Het is precies in situaties als deze dat ik me vreemd genoeg 14 jaar oud voel, en dat ik opnieuw diezelfde sportschoolvloer moet oversteken en mezelf gewoon aan haar moet aanbieden. Elke keer als ik dat doe, gebeurt er iets moois. Met een bevend hart onthul ik mezelf en mijn vrouw reageert op mij. Er ontstaat een intieme dans vol wendingen die onmogelijk te voorspellen waren. En op de een of andere manier, op manieren die moeilijk onder woorden te brengen zijn, verbindt het ons met elkaar en verdiept het onze relatie.

Ik moet toegeven dat het soms te moeilijk lijkt om mijn rug van de muur te halen. Ik zit vast in mezelf terwijl het nummer eindigt en het moment voorbij is. Elke keer als het gebeurt, voel ik me verdrietig. Alsof ik mezelf opgaf.

En dan zijn er de keren dat ik de vloer oversteek en het niet echt lukt. Ja, dat is nog steeds een ding. Maar ik heb ontdekt dat het eigenlijk niet zo erg voelt als mijn rug aan de muur geniet terwijl het nummer eindigt.

De moed hebben om te verschijnen is eigenlijk minder riskant dan vast te blijven zitten. Dat is iets wat ik wou dat ik het had geweten toen ik 14 was.

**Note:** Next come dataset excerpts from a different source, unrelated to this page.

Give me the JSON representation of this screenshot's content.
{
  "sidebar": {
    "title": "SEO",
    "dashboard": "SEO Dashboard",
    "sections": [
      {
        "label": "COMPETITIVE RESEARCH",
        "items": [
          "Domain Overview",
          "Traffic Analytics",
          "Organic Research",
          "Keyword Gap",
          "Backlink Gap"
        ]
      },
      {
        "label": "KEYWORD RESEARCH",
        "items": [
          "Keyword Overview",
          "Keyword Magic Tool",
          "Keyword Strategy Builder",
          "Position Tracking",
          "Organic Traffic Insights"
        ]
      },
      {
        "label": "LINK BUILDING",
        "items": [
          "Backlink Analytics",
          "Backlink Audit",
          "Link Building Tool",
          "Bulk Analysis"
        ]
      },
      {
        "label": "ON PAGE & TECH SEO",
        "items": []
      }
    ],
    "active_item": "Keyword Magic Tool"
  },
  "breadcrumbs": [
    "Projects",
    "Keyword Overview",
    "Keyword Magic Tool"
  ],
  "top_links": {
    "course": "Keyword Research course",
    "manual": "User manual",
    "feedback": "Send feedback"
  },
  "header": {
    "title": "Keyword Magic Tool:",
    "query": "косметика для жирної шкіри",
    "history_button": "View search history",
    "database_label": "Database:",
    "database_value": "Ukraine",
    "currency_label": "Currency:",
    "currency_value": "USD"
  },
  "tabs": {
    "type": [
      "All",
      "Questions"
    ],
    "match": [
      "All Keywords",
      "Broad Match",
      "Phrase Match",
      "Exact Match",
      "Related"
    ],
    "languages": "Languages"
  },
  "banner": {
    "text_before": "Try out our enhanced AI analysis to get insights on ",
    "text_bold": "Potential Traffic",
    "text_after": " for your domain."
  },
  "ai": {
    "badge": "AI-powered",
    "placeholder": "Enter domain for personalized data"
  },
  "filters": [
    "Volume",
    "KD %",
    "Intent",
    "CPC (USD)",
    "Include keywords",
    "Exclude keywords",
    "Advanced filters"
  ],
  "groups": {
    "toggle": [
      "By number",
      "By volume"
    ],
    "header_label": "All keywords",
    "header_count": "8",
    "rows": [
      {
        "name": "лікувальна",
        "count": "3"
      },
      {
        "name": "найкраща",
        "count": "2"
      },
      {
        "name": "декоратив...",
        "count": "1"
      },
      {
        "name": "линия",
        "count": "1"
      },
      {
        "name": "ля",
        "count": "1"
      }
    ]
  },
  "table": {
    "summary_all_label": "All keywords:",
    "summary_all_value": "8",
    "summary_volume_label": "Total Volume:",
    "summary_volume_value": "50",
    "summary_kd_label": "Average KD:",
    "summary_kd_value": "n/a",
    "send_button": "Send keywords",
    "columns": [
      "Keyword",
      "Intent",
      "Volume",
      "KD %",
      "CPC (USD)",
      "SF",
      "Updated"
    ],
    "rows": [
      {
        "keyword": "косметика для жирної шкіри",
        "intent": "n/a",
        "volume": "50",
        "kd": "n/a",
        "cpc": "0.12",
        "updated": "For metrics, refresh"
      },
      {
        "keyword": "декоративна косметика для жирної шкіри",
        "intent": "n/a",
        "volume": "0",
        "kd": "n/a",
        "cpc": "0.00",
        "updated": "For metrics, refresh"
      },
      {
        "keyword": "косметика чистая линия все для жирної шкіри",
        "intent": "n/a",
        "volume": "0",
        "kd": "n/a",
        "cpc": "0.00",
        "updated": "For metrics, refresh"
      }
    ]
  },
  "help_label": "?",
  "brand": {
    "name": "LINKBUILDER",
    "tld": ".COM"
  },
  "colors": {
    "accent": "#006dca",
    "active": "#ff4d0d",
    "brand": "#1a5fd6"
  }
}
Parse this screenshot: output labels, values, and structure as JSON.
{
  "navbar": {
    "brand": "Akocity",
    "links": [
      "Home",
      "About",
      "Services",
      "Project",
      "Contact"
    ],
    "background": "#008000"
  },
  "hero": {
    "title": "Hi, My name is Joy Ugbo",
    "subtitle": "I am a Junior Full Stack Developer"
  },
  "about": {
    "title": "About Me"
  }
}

Dus, door dit alles, denk ik dat ik hier iets heb bedacht. Ik heb geleerd dat om te dansen, je de sportschool moet oversteken en jezelf moet aanbieden, waardoor je partner de kans krijgt om je te accepteren of te weigeren.

Zonder dat kwetsbare aanbod kan de dans nooit echt plaatsvinden. Het kan eng zijn als de hel, maar de dans is het waard.